4. Fix the right layer.
   - For retained transformed-module growth in shared workers:
   - Move hotspot files out of `unit-fast` by updating `test/fixtures/test-parallel.behavior.json`.
   - Prefer `singletonIsolated` for files that are safe alone but inflate shared worker heaps.
   - If the file should already have been peeled out by timings but is absent from `test/fixtures/test-timings.unit.json`, call that out explicitly. Missing timings are a scheduling blind spot.
   - For real leaks:
   - Patch the implicated test or runtime cleanup path.
   - Look for missing `afterEach`/`afterAll`, module-reset gaps, retained global state, unreleased DB handles, or listeners/timers that survive the file.

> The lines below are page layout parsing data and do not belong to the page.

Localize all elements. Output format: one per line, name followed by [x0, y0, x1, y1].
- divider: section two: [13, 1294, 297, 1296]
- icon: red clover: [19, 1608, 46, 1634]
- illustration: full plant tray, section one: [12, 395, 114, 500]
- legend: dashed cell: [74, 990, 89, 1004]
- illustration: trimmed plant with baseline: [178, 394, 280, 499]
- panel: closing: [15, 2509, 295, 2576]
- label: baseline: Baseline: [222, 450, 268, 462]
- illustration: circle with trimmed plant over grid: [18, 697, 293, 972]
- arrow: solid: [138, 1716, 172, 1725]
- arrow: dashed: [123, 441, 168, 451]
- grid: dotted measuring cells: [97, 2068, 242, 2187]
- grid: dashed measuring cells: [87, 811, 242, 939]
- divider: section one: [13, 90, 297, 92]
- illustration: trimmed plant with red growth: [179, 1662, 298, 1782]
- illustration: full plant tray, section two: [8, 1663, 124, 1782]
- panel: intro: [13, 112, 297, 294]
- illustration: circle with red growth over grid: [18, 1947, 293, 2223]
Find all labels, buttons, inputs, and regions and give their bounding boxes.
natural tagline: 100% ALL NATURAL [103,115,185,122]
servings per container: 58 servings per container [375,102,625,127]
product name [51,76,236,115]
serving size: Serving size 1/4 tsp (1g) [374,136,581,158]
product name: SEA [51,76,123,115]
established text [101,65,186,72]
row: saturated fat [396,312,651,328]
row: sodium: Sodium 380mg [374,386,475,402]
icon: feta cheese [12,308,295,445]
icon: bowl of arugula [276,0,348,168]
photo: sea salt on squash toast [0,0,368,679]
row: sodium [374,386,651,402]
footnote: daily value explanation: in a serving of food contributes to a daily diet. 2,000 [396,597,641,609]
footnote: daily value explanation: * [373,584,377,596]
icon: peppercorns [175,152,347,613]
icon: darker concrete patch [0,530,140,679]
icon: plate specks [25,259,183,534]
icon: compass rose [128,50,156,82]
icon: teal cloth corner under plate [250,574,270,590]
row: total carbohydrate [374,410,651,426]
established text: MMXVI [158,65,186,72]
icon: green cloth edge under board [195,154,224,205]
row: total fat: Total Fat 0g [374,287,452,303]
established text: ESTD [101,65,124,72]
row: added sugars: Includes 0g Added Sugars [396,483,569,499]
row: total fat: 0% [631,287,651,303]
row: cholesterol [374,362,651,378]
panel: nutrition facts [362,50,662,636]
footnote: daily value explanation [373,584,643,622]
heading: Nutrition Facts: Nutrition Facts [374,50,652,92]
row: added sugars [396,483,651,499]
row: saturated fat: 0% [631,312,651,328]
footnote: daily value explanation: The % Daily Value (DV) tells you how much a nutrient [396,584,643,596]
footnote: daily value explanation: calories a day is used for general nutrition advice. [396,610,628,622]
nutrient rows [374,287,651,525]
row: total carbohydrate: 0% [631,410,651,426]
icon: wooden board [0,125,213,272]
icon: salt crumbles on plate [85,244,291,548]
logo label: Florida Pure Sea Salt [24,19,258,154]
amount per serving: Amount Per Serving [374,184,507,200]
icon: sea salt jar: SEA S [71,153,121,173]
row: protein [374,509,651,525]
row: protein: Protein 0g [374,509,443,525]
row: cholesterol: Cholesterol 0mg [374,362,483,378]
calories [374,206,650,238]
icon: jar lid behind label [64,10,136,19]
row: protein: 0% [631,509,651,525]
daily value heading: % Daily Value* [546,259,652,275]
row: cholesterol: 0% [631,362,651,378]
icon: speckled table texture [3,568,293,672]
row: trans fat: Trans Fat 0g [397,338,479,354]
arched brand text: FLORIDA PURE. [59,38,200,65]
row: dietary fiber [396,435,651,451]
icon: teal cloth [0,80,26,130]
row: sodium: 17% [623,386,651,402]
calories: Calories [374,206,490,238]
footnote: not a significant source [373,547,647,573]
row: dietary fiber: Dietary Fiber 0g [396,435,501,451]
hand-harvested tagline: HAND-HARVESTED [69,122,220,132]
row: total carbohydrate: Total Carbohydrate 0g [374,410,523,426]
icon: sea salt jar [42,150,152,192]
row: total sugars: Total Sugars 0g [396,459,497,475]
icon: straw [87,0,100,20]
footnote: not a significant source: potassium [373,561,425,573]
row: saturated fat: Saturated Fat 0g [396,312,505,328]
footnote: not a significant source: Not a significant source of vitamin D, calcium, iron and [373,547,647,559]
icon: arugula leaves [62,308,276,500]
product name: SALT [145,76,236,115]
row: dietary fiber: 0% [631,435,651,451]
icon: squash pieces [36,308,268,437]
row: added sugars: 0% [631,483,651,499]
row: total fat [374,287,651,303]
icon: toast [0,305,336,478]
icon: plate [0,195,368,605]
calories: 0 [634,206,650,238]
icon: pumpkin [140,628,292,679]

5. Verify with the most direct proof.
   - Re-run the targeted lane or file with heap snapshots enabled if the suite still finishes in reasonable time.
   - If snapshot overhead pushes tests over Vitest timeouts, fall back to the same lane without snapshots and confirm the RSS trend or OOM is reduced.
   - For wrapper-only changes, at minimum verify the expected lanes start and the snapshot files are written.

## Heuristics

- Do not call everything a leak. In this repo, large `unit-fast` growth can be a worker-lifetime problem rather than an application object leak.
- `scripts/test-parallel.mjs` and `scripts/test-parallel-memory.mjs` are the primary control points for wrapper diagnostics.
- The lane names printed by `[test-parallel] start ...` and `[test-parallel][mem] summary ...` tell you where to focus.
- When one or two files account for most of the delta and they are missing from timings, reducing impact by isolating them is usually the first pragmatic fix.
- When the same retained object families grow across multiple intervals in the same worker PID, trust the snapshots over intuition.

## Snapshot Comparison

- Direct comparison:
  - `node .agents/skills/openclaw-test-heap-leaks/scripts/heapsnapshot-delta.mjs before.heapsnapshot after.heapsnapshot`
- Auto-select earliest/latest snapshots per PID within one lane:
  - `node .agents/skills/openclaw-test-heap-leaks/scripts/heapsnapshot-delta.mjs --lane-dir .tmp/heapsnap/unit-fast`
- Useful flags:
  - `--top 40`
  - `--min-kb 32`
  - `--pid 16133`

Read the top positive deltas first. Large positive growth in module-transform artifacts suggests lane isolation; large positive growth in runtime objects suggests a real leak.

## Output Expectations

When using this skill, report:

- The exact reproduce command.
- Which lane and PID were compared.
- The dominant retained object families from the snapshot delta.
- Whether the issue is a real leak or shared-worker retained module growth.
- The concrete fix or impact-reduction patch.
- What you verified, and what snapshot overhead prevented you from verifying.